Ao intervalo, e à semelhança do que tinha acontecido com o Benfica, Rúben Amorim lançou João Palhinha no lugar de Daniel Bragança com a certeza de que perderia criatividade e critério na posse mais ganharia outro tipo de equipa sem bola na zona do meio-campo e viu a equipa entrar de novo com a corda toda e olhos na baliza, tendo uma espécie de concurso de tiro à baliza com João Pereira (49′), Pedro Gonçalves (51′) e Matheus Nunes (53′) a deixaram a sua candidatura mas tudo muito por cima. Faltava chegar o momento da noite. E chegou porque, esta noite, Jovane Cabral, mesmo sem marcar, fez das exibições mais completas esta época: a criar, a procurar os espaços, a defender, a equilibrar, a fazer a diferença no passe como aquele que isolou Pedro Gonçalves nas costas da defesa do Marítimo para o remate que lhe valeu o título de melhor marcador (62′).

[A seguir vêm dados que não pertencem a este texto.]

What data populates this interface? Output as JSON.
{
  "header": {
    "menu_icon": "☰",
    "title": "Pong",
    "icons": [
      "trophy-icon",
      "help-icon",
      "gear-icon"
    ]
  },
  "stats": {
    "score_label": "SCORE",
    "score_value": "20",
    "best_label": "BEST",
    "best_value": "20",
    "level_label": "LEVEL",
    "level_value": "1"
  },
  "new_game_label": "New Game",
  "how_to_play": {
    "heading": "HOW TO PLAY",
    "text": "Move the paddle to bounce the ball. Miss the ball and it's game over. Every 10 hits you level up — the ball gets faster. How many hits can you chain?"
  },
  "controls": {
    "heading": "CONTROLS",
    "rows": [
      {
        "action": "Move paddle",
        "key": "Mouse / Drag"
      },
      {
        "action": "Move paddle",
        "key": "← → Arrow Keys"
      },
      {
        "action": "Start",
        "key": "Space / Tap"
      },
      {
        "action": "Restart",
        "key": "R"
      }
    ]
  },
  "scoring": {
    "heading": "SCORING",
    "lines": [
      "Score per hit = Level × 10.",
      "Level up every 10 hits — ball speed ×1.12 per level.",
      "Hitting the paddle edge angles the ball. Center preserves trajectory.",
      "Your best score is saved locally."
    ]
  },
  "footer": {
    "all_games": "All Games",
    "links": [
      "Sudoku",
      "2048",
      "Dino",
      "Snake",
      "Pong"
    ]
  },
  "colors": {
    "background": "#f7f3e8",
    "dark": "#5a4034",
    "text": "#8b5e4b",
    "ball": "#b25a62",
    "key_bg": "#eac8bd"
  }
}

Antes, todos os presentes tinham aplaudido de pé a saída de João Pereira, que acabou a carreira aos 37 anos com um título que já não contava. Depois, muitos dos presentes aplaudiram de pé as entradas de André Paulo e Tomás Silva, elementos que têm jogado sobretudo pela equipa B mas que tiveram a oportunidade de fazer a estreia pela equipa campeã. Todos os objetivos estavam alcançados e até houve margem para Pedro Gonçalves voltar a ir à área insular falhar o golo mais fácil de todos após passe de Paulinho (70′). E parecia que o encontro estava fechado até que Charles saiu da baliza para intercetar um passe em profundidade, não conseguiu tirar a bola para o meio-campo contrário e Gonzalo Plata fez um grande chapéu para marcar o quinto (75′).